Linked lists provide O(1) access to the head and tail of the list allowing for constant time insertion and deletion from either end. But if you are storing many small values (timestamps, references to other data, usernames, etc), your in-memory size will be dominated by data structure overhead instead of your data itself.

ziplists provide O(1) access to the head and tail of the list, but appending to the list requires reallocating memory (which potentially copies the entire list to new memory), and appending to the list requires a reallocation plus an explicit moving of current memory to the new offset, which means the entire list can potentially be copied twice on inserts (but in-memory copies are very fast if you run reasonable hardware).

Removing the tail element of a ziplist is easy: just move the [END] marker one entry up and update the cached data about the size and count of the ziplist.

Removing the head element of a ziplist is trickier: you have to delete the head element then move the remaining elements up one position since ziplists represent one contiguous memory space.

Because ziplists may have their entire contents copied and moved on insert/delete, it's best to keep their size limited for quicker operations.
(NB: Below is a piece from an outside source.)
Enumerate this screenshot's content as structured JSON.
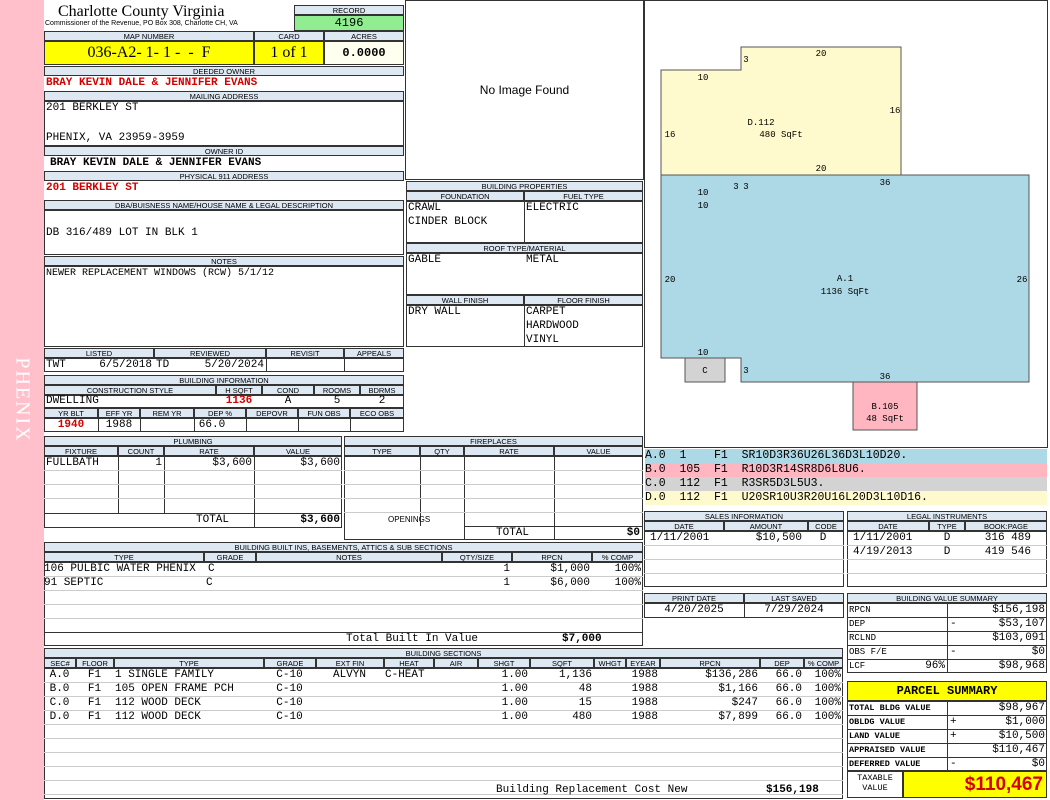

You don't want to have a 20 GB ziplist because every list pop from the head would require moving memory for the rest of the 20 GB ziplist up one entry to accommodate for the delete.

Ideally, we could have small ziplists linked together to allow for quick single-ziplist operations while still not limiting the number of elements we can store in an efficient, pointer-free data structure.
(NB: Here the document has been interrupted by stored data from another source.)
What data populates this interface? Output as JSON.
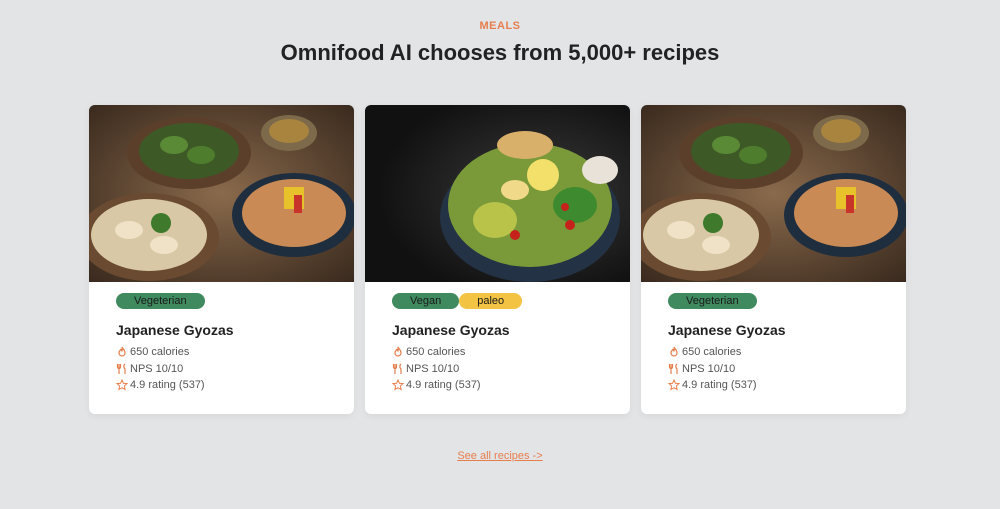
{
  "section": {
    "subheading": "MEALS",
    "heading": "Omnifood AI chooses from 5,000+ recipes",
    "link_label": "See all recipes ->"
  },
  "colors": {
    "accent": "#e67e4d",
    "vegetarian_tag": "#3f8a5f",
    "vegan_tag": "#3f8a5f",
    "paleo_tag": "#f3c343"
  },
  "cards": [
    {
      "image": "japanese-gyozas-photo",
      "tags": [
        "Vegeterian"
      ],
      "title": "Japanese Gyozas",
      "calories": "650 calories",
      "nps": "NPS 10/10",
      "rating": "4.9 rating (537)"
    },
    {
      "image": "avocado-salad-bowl-photo",
      "tags": [
        "Vegan",
        "paleo"
      ],
      "title": "Japanese Gyozas",
      "calories": "650 calories",
      "nps": "NPS 10/10",
      "rating": "4.9 rating (537)"
    },
    {
      "image": "japanese-gyozas-photo",
      "tags": [
        "Vegeterian"
      ],
      "title": "Japanese Gyozas",
      "calories": "650 calories",
      "nps": "NPS 10/10",
      "rating": "4.9 rating (537)"
    }
  ],
  "icons": {
    "calories": "flame-icon",
    "nps": "utensils-icon",
    "rating": "star-icon"
  }
}
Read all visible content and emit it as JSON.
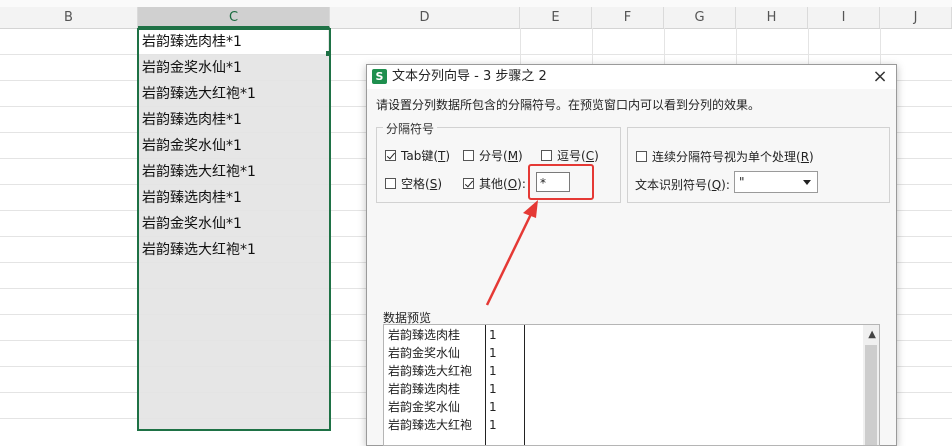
{
  "sheet": {
    "columns": [
      "B",
      "C",
      "D",
      "E",
      "F",
      "G",
      "H",
      "I",
      "J"
    ],
    "cells": [
      "岩韵臻选肉桂*1",
      "岩韵金奖水仙*1",
      "岩韵臻选大红袍*1",
      "岩韵臻选肉桂*1",
      "岩韵金奖水仙*1",
      "岩韵臻选大红袍*1",
      "岩韵臻选肉桂*1",
      "岩韵金奖水仙*1",
      "岩韵臻选大红袍*1"
    ]
  },
  "dialog": {
    "app_icon": "S",
    "title": "文本分列向导 - 3 步骤之 2",
    "close": "×",
    "intro": "请设置分列数据所包含的分隔符号。在预览窗口内可以看到分列的效果。",
    "delimiters_group": "分隔符号",
    "tab": {
      "label": "Tab键(",
      "key": "T",
      "end": ")",
      "checked": true
    },
    "semicolon": {
      "label": "分号(",
      "key": "M",
      "end": ")",
      "checked": false
    },
    "comma": {
      "label": "逗号(",
      "key": "C",
      "end": ")",
      "checked": false
    },
    "space": {
      "label": "空格(",
      "key": "S",
      "end": ")",
      "checked": false
    },
    "other": {
      "label": "其他(",
      "key": "O",
      "end": "):",
      "checked": true,
      "value": "*"
    },
    "consecutive": {
      "label": "连续分隔符号视为单个处理(",
      "key": "R",
      "end": ")",
      "checked": false
    },
    "qualifier": {
      "label": "文本识别符号(",
      "key": "Q",
      "end": "):",
      "value": "\""
    },
    "preview_label": "数据预览",
    "preview_rows": [
      [
        "岩韵臻选肉桂",
        "1"
      ],
      [
        "岩韵金奖水仙",
        "1"
      ],
      [
        "岩韵臻选大红袍",
        "1"
      ],
      [
        "岩韵臻选肉桂",
        "1"
      ],
      [
        "岩韵金奖水仙",
        "1"
      ],
      [
        "岩韵臻选大红袍",
        "1"
      ]
    ]
  },
  "colors": {
    "accent": "#1e7145",
    "annotation": "#e53935"
  }
}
For more information see the first half of this page.

Implementation available at Matt's GitHub Redis Quicklist branch.

fin.

  • 1,000 lines of C for the quicklist
  • 1,000 lines of C for the tests
  • Two weeks of coding
  • 2,800+ words in this post

  1. Contributing to non-twitter-originated open source projects doesn't help them "be one of the top revenue generating Internet companies in the world." Sure, let's just exploit everybody else's hard work without contributing back. Bueno.

  2. A quicklist is a linked list of ziplists, but each ziplist has a maximum size before we create a new linked list node. The parameter is the number of elements in each ziplist before cutting a new linked list node with another ziplist.